Ким поворачивается ко мне, и на лице ее читается одновременно «прости» и «я же говорила».
– Так ведь это A Pòh дала мне этот свитер, – напоминаю я.
– Aiyah, но только потому, что хотела сделать доброе дело. Она наверняка не знала, что ты будешь носить его на людях. Это мужской свитер. Даже A Gūng не захотел его брать, потому что ему он слишком велик.
Я вытягиваю рукава пресловутого свитера, полностью спрятав в них ладони. Мама терпеть не может этот жест, наверное, поскольку он подчеркивает тот факт, что на мне предмет одежды, который отказался носить мой дедушка.
– По крайней мере, его можно стирать в машинке, – говорю я.
– Жаль только, что он не сел, – вставляет Ким.
Мама игнорирует обе наши реплики.
– Я не говорю, что ты должна быть модной, ведь это только деньги на ветер. Но, по крайней мере, ты можешь выглядеть опрятно и нормально расчесываться. Я не хочу, чтобы люди оскорбляли тебя и говорили, что ты росла без матери.
Прислонившись к стеклу, я смотрю сквозь полуопущенные веки, как мы проезжаем мимо большой площади с еще одним вьетнамским рынком; мимо закусочной, где подают очень даже вкусный суп фо; мимо лавки с сэндвичами, где можно купить три банх ми по цене двух.
– А еще я не понимаю, почему тебе нравятся такие мрачные цвета, – продолжает мама. – Они придают тебе болезненный вид. Совсем не делают тебя похожей на лидера.
Я наконец срываюсь:
– Тот парень тоже не был одет, как президент, ясно? На нем были толстовка и мятая рубашка.

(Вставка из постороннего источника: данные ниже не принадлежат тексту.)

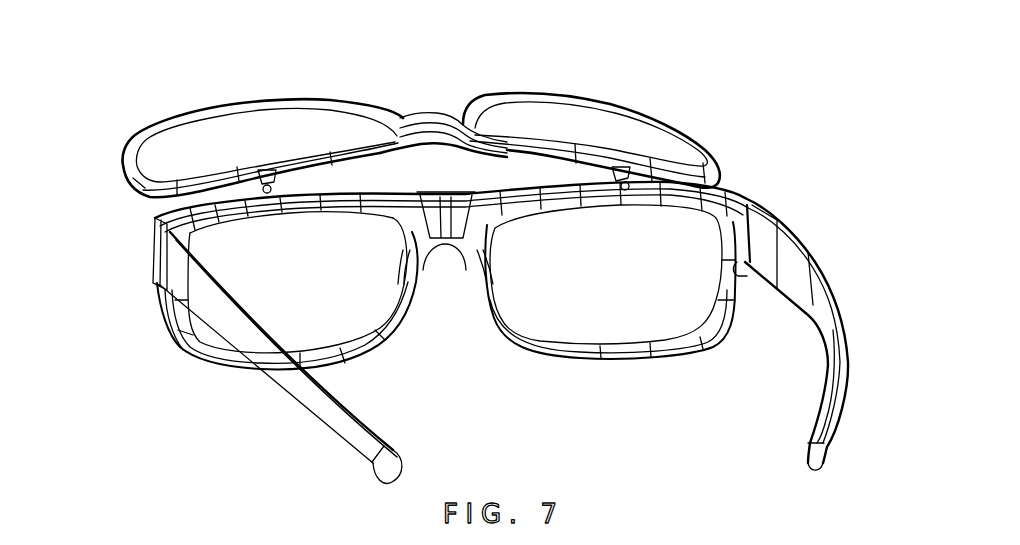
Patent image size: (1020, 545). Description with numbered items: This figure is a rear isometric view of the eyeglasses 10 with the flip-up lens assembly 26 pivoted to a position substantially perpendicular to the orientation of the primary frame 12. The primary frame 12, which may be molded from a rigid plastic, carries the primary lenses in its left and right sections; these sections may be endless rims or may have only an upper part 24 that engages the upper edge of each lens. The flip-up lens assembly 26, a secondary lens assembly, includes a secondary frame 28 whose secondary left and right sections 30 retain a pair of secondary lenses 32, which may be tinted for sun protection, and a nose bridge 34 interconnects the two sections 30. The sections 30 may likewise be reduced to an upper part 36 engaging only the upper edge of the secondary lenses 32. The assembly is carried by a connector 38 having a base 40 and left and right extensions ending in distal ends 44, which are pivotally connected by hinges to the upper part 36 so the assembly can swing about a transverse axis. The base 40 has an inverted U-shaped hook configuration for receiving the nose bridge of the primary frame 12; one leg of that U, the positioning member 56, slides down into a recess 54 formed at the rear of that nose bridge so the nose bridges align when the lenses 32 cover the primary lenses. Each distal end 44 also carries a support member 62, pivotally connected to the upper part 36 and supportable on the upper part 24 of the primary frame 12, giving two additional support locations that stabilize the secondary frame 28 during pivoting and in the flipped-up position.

The eyeglasses 10 is at (730, 68).
The primary frame 12 is at (735, 192).
The upper part 24 is at (389, 214).
The flip-up lens assembly 26 is at (147, 70).
The secondary frame 28 is at (393, 112).
The secondary left and right sections 30 is at (138, 138).
The secondary lenses 32 is at (277, 112).
The nose bridge 34 is at (442, 112).
The upper part 36 is at (243, 165).
The connector 38 is at (381, 192).
The base 40 is at (449, 194).
The left and right distal ends 44 is at (267, 177).
The recess 54 is at (463, 262).
The positioning member 56 is at (445, 244).
The support member 62 is at (268, 213).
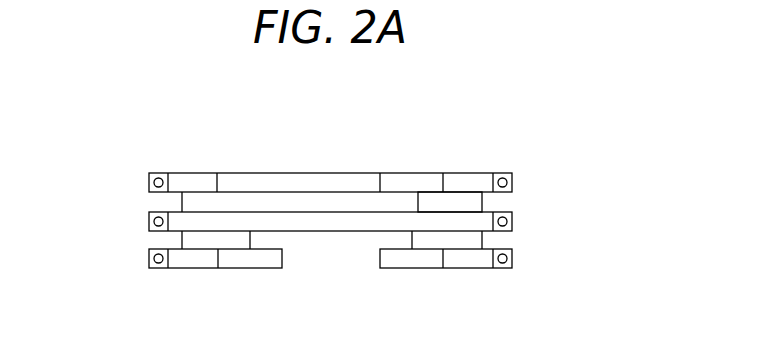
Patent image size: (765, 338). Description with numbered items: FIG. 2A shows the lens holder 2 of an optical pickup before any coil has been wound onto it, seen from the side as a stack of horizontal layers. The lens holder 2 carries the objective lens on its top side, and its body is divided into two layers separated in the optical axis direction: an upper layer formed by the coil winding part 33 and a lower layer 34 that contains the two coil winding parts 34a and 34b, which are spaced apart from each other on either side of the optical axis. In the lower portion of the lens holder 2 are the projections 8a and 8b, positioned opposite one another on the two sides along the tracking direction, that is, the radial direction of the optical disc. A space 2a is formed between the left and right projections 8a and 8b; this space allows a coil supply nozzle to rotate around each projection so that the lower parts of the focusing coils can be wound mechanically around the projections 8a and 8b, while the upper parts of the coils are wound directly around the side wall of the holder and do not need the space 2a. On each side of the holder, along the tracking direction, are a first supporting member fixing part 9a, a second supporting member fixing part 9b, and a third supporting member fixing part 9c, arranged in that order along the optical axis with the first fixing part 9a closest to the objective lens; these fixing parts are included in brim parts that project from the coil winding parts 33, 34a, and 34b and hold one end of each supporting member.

The lens holder 2 is at (467, 173).
The space 2a is at (332, 255).
The projection 8a is at (205, 240).
The projection 8b is at (466, 240).
The first supporting member fixing part 9a is at (149, 183).
The second supporting member fixing part 9b is at (149, 222).
The third supporting member fixing part 9c is at (149, 259).
The coil winding part 33 is at (482, 202).
The layer 34 is at (327, 118).
The coil winding part 34a is at (231, 239).
The coil winding part 34b is at (428, 240).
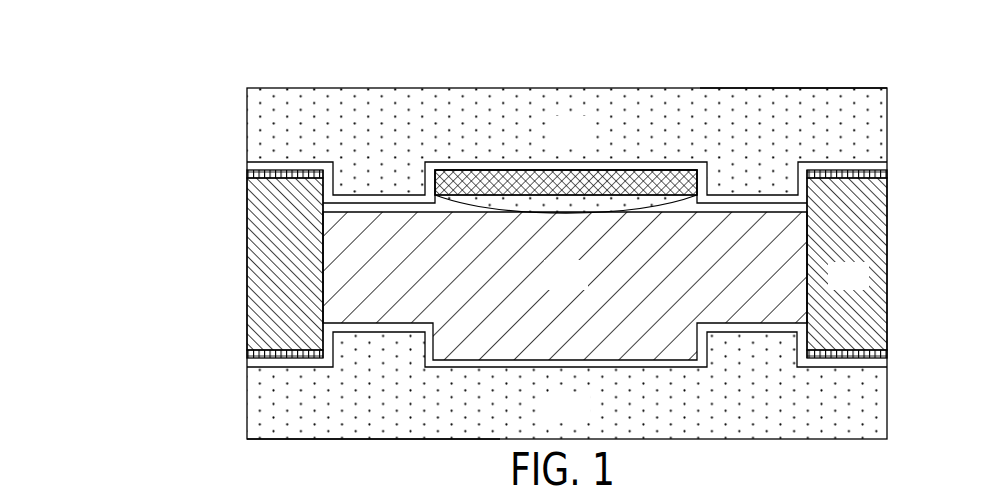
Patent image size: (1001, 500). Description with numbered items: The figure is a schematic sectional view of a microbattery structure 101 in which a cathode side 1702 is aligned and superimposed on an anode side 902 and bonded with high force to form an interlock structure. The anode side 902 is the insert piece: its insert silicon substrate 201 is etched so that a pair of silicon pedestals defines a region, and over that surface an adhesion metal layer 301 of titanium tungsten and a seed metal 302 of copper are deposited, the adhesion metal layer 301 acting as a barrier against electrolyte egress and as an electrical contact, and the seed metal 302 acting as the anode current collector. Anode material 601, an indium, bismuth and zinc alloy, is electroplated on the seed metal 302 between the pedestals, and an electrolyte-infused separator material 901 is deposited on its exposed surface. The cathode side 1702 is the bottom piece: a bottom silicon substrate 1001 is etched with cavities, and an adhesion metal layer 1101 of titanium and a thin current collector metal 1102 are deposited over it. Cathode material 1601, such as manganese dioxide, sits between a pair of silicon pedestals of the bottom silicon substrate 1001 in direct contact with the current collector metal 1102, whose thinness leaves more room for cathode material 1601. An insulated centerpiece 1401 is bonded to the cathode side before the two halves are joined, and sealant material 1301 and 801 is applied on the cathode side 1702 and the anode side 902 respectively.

The microbattery structure 101 is at (200, 50).
The insert silicon substrate 201 is at (584, 143).
The adhesion metal layer 301 is at (250, 162).
The seed metal 302 is at (250, 172).
The anode material 601 is at (466, 182).
The sealant material 801 is at (886, 176).
The electrolyte-infused separator material 901 is at (622, 200).
The anode side 902 is at (831, 79).
The bottom silicon substrate 1001 is at (585, 418).
The adhesion metal layer 1101 is at (252, 364).
The current collector metal 1102 is at (254, 354).
The sealant material 1301 is at (886, 353).
The insulated centerpiece 1401 is at (865, 287).
The cathode material 1601 is at (583, 287).
The cathode side 1702 is at (361, 456).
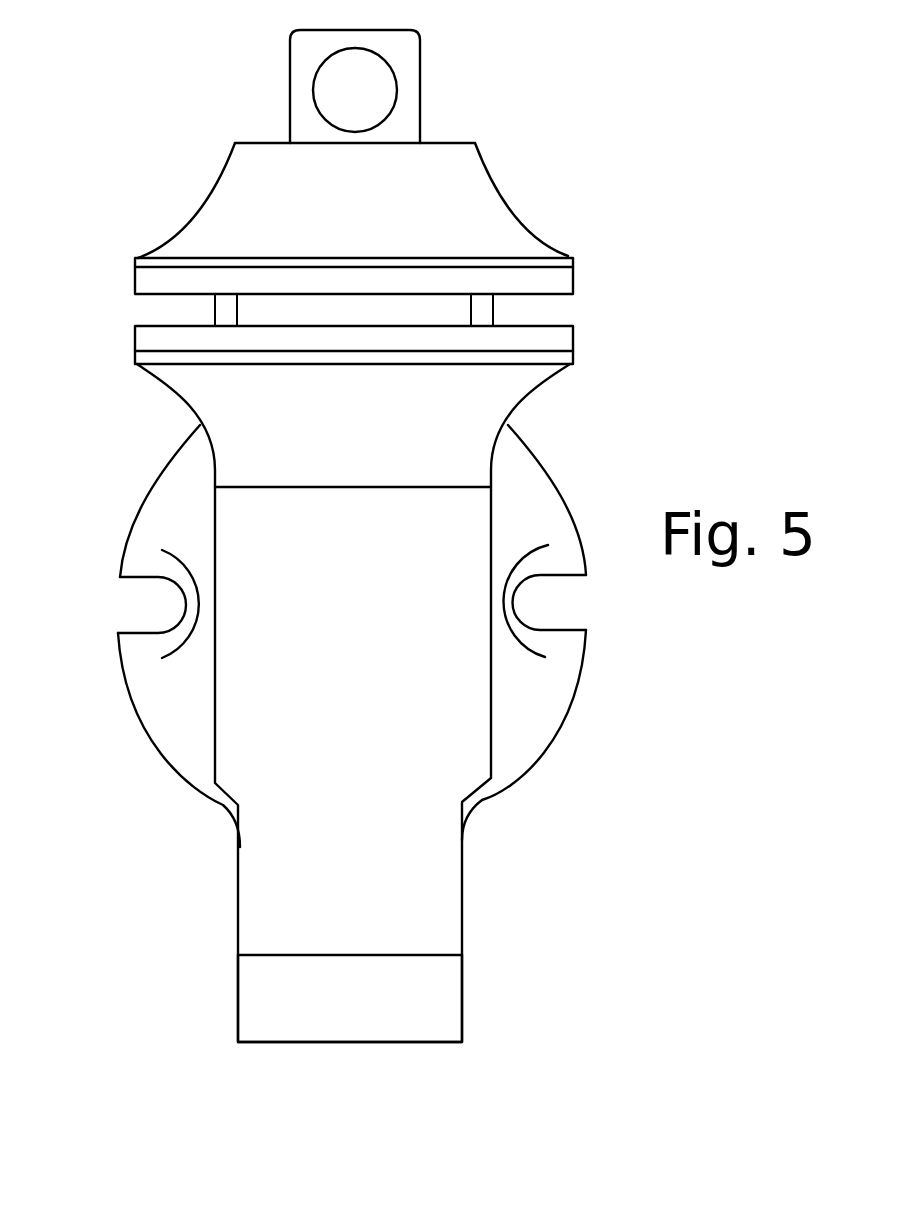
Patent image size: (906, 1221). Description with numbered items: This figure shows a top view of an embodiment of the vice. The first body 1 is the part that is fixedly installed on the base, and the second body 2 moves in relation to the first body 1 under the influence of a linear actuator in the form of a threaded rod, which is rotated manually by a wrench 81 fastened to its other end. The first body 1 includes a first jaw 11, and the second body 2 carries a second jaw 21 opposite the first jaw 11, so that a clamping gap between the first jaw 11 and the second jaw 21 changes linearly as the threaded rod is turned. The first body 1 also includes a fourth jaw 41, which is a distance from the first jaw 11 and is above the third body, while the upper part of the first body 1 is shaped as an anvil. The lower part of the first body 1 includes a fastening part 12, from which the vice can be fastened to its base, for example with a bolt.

The wrench 81 is at (345, 87).
The second body 2 is at (407, 205).
The second jaw 21 is at (533, 278).
The first jaw 11 is at (528, 340).
The first body 1 is at (445, 712).
The fastening part 12 is at (140, 568).
The fourth jaw 41 is at (397, 1027).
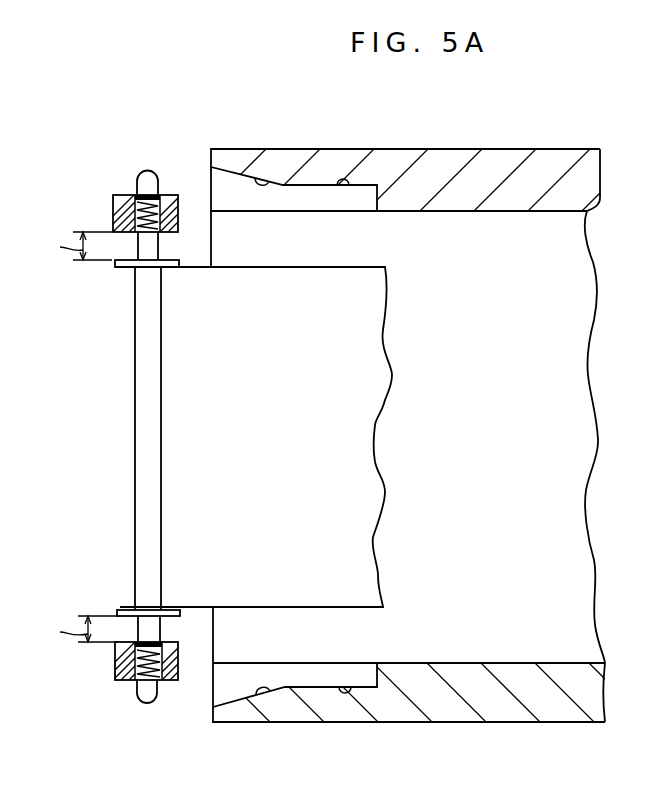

– И что? – спрашивает мама после паузы, будто удивляясь, что ей приходится объяснять нечто настолько очевидное. – Он мальчик. Это другое дело.
Я скрючиваюсь на заднем сиденье и утыкаюсь лицом в предплечья, прячась за широкими складками своего возмутительного свитера.
– А давайте мы больше не будем об этом говорить?
Мама щелкает языком.
– Ты всегда так отвечаешь: давайте не будем говорить о том, давайте не будем говорить об этом, – упрекает она меня. – Я говорю как есть. Это моя ответственность – сказать тебе, даже если ты не хочешь слышать. – И тут же обращается к Ким: – Она так легко заводится.
– Вовсе нет, – приглушенно говорю я.
Слышу мамин вздох.
– Băo bèi, я знаю, ты умная девочка, – говорит она. Я убираю руки от лица, и мама смотрит на меня через зеркало заднего вида. – А если бы слушала меня, то была бы еще умнее.
Я снова закрываю лицо рукавами.
5
Утром в понедельник я задумчиво иду наискосок через школьный двор, рассеянно петляя между обеденными столами. В этот час в воздухе еще есть приятная прохлада, и я плотнее закутываюсь в кардиган. Я не застегиваю его, потому что тогда холодок будет проникать в пространство между полиэстером и телом. Впрочем, мне так нравится больше, потому что очень приятно прижимать кардиган к себе, словно в успокаивающих объятиях. Я думала, не устроить ли «Горну» бойкот – ну, знаете, явиться только для того, чтобы тут же театрально уйти в закат, может, даже потрясая большим плакатом с надписью «ДОЛОЙ ДИСКРИМИНАЦИЮ» или что-то в этом духе. Чтобы знали!
Вот только это не поможет. Я пришла к выводу, что мое присутствие в «Горне» вызовет у всех куда большие стыд и неловкость, чем внезапное отсутствие, и я решила, что так мне нравится гораздо больше.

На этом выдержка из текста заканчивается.